To those who say the cancer is not particularly relevant, I would disagree. Inevitability is a gift; it's much more wrenching to turn down help when so many are urging you to accept it. It's a different choice now, and in many ways a harder one.

I wish you peace, LW. It's your decision, and I will admit it's hell to watch.

Thursday, March 8, 2007 09:24 AM

Can't resist...

You wanted to die, and so you attracted the cancer, you are where you are supposed to be right now. Ride the wave, ride it out into the open ocean. And read the Tibetan Book of the Dead before you go.

Thursday, March 8, 2007 09:43 AM

Suicide is never painless

I work in a psychiatric emergency room. I see hundreds of people a month who want to die, or have tried to kill themselves in every conceivable way.

Some are angry that they are still alive, some are relieved that it didn't work. Some are dying quickly from fatal illness, some are dying slowly from alcohol. Because of my vantage point, I tend to think more about what can be done to change this thinking. [Given that a successful suicide is irreversible, and most suicidal thinking is episodic]

While each case is individual, they tend to fall in a few groups (always with exceptions).

1. Those who use suicidal thought and action as a means to calm their out-of-control emotions. They get emotionally triggered by an event and cannot tolerate their emotions, so their best coping skill is to tell a close relative that they want to die, or overdosing on pills in front of someone. This creates a crisis, and therefore the person doesn't have to feel their emotions at the moment. (Thus inherently is rewarding). The downside is this action: a)sometimes fatal b) wears out family, treaters, etc... c)never really solves the underlying problem of the intense uncontrollable emotion. Usually, the treatment of choice involves finding a good therapist and getting some DBT or other such mechanism to find more effective coping strategies to intense emotion.

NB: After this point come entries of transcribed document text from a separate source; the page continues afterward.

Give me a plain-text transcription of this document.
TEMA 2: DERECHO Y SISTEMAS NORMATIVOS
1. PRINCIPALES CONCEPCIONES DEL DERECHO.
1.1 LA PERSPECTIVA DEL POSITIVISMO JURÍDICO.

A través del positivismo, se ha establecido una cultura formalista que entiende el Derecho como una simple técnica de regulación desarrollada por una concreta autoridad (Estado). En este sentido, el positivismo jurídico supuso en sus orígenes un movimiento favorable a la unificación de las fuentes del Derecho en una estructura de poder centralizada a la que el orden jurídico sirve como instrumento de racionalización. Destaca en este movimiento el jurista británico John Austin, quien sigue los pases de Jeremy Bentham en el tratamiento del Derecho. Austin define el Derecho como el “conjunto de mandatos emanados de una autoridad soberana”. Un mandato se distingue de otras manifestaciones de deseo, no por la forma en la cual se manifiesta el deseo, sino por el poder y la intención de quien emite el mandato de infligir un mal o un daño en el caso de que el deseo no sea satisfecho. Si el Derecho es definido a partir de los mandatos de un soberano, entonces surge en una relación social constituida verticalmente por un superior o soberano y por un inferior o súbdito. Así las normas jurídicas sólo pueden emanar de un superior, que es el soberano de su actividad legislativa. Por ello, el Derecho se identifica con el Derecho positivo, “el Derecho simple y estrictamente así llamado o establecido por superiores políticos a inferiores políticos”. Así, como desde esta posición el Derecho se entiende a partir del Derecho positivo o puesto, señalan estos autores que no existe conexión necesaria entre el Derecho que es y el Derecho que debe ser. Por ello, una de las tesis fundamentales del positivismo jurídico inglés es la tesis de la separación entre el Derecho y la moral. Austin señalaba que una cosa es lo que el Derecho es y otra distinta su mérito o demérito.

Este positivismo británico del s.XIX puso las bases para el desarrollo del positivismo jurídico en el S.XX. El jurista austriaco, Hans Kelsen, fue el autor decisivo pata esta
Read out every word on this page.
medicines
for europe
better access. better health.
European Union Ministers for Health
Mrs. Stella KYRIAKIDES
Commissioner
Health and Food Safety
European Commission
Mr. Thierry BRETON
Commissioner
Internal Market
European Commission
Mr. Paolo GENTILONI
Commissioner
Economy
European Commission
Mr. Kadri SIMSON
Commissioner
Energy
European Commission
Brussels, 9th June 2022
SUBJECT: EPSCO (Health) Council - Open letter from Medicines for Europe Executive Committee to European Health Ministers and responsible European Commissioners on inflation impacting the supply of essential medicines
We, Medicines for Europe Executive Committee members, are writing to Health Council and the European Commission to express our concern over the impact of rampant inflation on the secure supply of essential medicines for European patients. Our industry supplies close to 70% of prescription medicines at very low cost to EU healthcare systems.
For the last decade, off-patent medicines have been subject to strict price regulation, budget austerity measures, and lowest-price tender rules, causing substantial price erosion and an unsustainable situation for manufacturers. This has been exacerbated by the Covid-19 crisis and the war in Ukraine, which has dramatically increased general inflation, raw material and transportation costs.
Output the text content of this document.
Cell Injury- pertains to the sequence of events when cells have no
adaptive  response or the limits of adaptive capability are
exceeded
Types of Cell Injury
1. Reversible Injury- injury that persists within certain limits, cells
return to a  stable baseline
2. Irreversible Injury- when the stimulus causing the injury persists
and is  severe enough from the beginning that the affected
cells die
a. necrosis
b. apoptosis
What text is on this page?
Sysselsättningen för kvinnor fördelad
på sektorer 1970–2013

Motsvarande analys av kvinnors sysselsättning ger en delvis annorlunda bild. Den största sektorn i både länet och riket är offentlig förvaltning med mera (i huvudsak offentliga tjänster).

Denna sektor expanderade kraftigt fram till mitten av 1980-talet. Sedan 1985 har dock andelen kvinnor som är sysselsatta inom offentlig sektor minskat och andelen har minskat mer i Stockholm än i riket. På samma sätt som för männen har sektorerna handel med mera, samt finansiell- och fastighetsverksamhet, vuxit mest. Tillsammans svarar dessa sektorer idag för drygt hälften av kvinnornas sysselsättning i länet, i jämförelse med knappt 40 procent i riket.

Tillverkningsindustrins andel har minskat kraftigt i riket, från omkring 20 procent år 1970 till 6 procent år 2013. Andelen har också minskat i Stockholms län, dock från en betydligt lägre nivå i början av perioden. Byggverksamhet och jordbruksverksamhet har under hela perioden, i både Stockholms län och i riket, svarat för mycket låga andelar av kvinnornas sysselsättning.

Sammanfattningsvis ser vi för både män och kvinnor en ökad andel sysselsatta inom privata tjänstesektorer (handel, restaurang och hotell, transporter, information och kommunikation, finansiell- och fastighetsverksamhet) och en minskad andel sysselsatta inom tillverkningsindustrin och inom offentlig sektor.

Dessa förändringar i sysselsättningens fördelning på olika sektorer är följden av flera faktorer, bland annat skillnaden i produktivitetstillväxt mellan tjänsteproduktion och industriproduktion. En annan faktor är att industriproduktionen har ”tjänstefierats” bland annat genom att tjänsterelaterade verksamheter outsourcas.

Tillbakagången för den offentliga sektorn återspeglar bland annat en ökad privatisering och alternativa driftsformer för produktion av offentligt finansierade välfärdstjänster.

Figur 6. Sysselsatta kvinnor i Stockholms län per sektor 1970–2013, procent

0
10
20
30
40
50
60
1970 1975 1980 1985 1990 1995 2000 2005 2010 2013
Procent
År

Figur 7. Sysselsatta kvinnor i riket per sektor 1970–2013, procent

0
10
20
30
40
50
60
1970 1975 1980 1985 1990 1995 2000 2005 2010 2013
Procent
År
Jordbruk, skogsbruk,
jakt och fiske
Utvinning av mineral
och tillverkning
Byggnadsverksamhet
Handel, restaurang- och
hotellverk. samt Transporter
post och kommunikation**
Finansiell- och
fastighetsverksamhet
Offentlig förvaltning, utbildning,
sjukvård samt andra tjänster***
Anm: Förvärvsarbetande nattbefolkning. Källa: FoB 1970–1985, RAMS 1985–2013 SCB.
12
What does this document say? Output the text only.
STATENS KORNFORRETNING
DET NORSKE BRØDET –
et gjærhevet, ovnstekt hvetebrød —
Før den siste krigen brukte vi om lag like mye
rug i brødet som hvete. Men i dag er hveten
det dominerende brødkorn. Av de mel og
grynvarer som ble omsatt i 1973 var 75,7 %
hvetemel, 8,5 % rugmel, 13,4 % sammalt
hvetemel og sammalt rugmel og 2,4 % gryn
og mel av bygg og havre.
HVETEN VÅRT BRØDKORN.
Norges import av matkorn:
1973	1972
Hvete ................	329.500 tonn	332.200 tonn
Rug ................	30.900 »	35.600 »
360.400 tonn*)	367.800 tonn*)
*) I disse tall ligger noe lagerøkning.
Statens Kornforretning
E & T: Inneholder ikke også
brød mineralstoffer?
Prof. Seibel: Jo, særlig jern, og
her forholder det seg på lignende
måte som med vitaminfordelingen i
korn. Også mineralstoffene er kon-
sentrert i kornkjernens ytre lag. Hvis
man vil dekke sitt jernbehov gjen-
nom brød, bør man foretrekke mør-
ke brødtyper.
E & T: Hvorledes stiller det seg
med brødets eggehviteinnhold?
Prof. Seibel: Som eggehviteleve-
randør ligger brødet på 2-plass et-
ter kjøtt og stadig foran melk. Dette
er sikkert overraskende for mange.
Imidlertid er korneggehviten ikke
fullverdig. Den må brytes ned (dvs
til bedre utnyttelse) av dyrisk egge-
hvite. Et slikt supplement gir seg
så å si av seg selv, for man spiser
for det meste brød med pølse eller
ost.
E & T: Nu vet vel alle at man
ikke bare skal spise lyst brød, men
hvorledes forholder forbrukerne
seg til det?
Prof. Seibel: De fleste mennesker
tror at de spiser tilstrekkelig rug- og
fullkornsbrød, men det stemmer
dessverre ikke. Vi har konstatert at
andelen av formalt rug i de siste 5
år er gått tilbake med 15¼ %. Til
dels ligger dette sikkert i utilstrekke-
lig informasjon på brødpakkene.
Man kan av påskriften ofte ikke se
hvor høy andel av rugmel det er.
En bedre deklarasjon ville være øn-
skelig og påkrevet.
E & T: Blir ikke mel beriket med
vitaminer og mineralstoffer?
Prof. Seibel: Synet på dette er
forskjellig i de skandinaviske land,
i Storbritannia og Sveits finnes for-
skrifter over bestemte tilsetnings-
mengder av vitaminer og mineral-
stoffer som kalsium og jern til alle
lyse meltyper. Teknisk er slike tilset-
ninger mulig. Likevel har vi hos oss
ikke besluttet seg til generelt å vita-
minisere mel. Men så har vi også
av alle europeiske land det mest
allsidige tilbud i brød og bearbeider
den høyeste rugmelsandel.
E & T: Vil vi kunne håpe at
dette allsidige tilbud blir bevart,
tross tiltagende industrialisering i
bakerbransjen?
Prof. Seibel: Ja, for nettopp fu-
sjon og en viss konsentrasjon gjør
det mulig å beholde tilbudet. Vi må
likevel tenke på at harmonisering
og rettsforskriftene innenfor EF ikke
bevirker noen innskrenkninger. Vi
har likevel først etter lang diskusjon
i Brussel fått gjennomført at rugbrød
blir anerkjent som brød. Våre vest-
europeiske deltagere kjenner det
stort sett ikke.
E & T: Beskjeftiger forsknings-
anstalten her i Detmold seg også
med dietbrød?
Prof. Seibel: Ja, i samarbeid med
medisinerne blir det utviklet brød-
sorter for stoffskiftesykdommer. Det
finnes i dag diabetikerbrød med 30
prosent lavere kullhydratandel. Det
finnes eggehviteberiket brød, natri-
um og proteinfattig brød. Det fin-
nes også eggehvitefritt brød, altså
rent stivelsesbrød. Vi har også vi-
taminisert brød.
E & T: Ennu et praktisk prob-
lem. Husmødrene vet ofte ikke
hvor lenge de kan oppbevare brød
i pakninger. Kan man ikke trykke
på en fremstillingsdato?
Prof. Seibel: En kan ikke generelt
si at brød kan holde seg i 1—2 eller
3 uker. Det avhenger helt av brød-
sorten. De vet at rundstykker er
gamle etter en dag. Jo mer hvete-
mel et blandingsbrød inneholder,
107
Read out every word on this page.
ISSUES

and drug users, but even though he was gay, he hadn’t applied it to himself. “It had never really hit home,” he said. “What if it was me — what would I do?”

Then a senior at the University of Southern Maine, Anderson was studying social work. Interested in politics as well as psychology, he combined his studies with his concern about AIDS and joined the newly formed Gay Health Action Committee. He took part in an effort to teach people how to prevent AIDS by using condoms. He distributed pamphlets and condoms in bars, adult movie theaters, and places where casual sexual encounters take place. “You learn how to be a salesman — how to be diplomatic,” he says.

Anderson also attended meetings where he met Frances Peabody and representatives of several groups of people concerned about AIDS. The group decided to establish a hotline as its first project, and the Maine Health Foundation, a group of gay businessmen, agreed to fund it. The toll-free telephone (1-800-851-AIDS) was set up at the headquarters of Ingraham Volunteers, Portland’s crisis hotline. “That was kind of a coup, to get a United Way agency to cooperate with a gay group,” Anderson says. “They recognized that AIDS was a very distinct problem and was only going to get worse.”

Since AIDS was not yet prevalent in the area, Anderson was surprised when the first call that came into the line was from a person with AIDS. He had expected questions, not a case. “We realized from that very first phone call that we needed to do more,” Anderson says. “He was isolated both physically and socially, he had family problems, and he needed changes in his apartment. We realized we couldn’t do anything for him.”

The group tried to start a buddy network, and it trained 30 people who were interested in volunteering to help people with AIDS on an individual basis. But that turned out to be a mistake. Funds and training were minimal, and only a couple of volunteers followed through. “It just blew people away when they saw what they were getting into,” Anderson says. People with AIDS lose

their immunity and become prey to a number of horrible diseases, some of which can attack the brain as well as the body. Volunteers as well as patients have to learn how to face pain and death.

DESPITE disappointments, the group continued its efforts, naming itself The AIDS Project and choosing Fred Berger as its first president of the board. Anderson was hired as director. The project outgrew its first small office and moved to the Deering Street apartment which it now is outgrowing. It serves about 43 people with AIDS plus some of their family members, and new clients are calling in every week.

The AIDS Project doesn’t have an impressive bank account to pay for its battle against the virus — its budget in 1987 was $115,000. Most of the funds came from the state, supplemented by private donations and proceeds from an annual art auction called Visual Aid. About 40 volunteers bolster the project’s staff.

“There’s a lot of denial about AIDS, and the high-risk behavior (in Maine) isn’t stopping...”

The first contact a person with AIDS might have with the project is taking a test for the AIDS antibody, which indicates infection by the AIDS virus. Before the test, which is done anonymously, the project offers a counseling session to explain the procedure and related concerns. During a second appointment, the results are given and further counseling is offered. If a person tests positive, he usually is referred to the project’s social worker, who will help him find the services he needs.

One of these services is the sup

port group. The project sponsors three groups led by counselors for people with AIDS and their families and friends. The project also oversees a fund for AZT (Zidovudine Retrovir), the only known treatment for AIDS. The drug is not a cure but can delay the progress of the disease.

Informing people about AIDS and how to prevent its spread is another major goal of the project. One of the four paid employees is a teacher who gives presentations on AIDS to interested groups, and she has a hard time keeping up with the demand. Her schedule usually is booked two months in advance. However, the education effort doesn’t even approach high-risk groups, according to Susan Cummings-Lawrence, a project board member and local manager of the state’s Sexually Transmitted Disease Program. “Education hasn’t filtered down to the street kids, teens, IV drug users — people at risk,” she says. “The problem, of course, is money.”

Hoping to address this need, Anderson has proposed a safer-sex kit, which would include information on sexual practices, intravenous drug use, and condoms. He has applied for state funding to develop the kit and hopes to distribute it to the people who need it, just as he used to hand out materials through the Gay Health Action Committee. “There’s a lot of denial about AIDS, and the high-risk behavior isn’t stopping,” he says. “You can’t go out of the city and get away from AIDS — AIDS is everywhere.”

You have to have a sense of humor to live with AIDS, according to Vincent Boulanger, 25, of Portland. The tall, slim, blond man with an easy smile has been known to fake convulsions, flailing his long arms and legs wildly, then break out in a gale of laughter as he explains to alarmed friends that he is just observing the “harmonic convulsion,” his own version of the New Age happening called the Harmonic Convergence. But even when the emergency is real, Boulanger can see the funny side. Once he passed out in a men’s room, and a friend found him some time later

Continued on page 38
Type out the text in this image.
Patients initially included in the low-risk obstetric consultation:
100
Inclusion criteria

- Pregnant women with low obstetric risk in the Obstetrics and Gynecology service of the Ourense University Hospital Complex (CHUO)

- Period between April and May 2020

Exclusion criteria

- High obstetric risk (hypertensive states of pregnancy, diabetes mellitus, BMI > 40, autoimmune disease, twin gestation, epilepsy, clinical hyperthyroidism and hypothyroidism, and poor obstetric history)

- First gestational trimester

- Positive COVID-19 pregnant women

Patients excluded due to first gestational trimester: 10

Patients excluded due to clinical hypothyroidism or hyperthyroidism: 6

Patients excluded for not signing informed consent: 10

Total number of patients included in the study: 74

When the person who is suffering is willing to change their behavior patterns, they usually get healthier and find more adaptive coping strategies.

2. People who usually are doing well, but fall into a deep pit of depression. The psychic pain is so tough to endure that they feel death is the only escape. Usually in this case, the person is incapable of remembering not feeling this depressed and states they have "always felt this way" despite all evidence to the contrary. (One of the less helpful things our brains do is selectively remember all of the bad times in life when depressed). Usually, through a combination of medications, therapy and sometimes social interventions, these people can slowly get out of the pit. And usually in several months feel much better and regret their suicide attempt.

3. People who base their life in their accomplishments and tend towards the self-absorbed spectrum who suddenly lose that which makes them special (loss of a job, loss of power, loss of a critical relationship). They cannot envision a future without this item, therefore become suicidal. Most of the work here can be in rebuilding a life and building in supports.

Given the sheer number of people who attempt near lethal suicide attempts and really end up finding ways to enjoy their life after doing some work. I would rather err on the side of trying to help (even if the help at that moment is unwanted).

Also, having seen the family members and children of those people who have died and the irrevocable scar that it leaves in their psyche, I must say that I think of suicide as an angry aggressive murder of the self, which causes serious harm to people who love them.

One last thought... I'm leaving out the concept of end-of-life care, because I think that it merits an even more nuanced discussion, and is not the case here.

I don't know which category (if any) the letter writer fits under, but I think a good psychiatrist or therapist would be able to help in these regards and help reduce the suffering in the moment so that the cancer can be thoughtfully dealt with).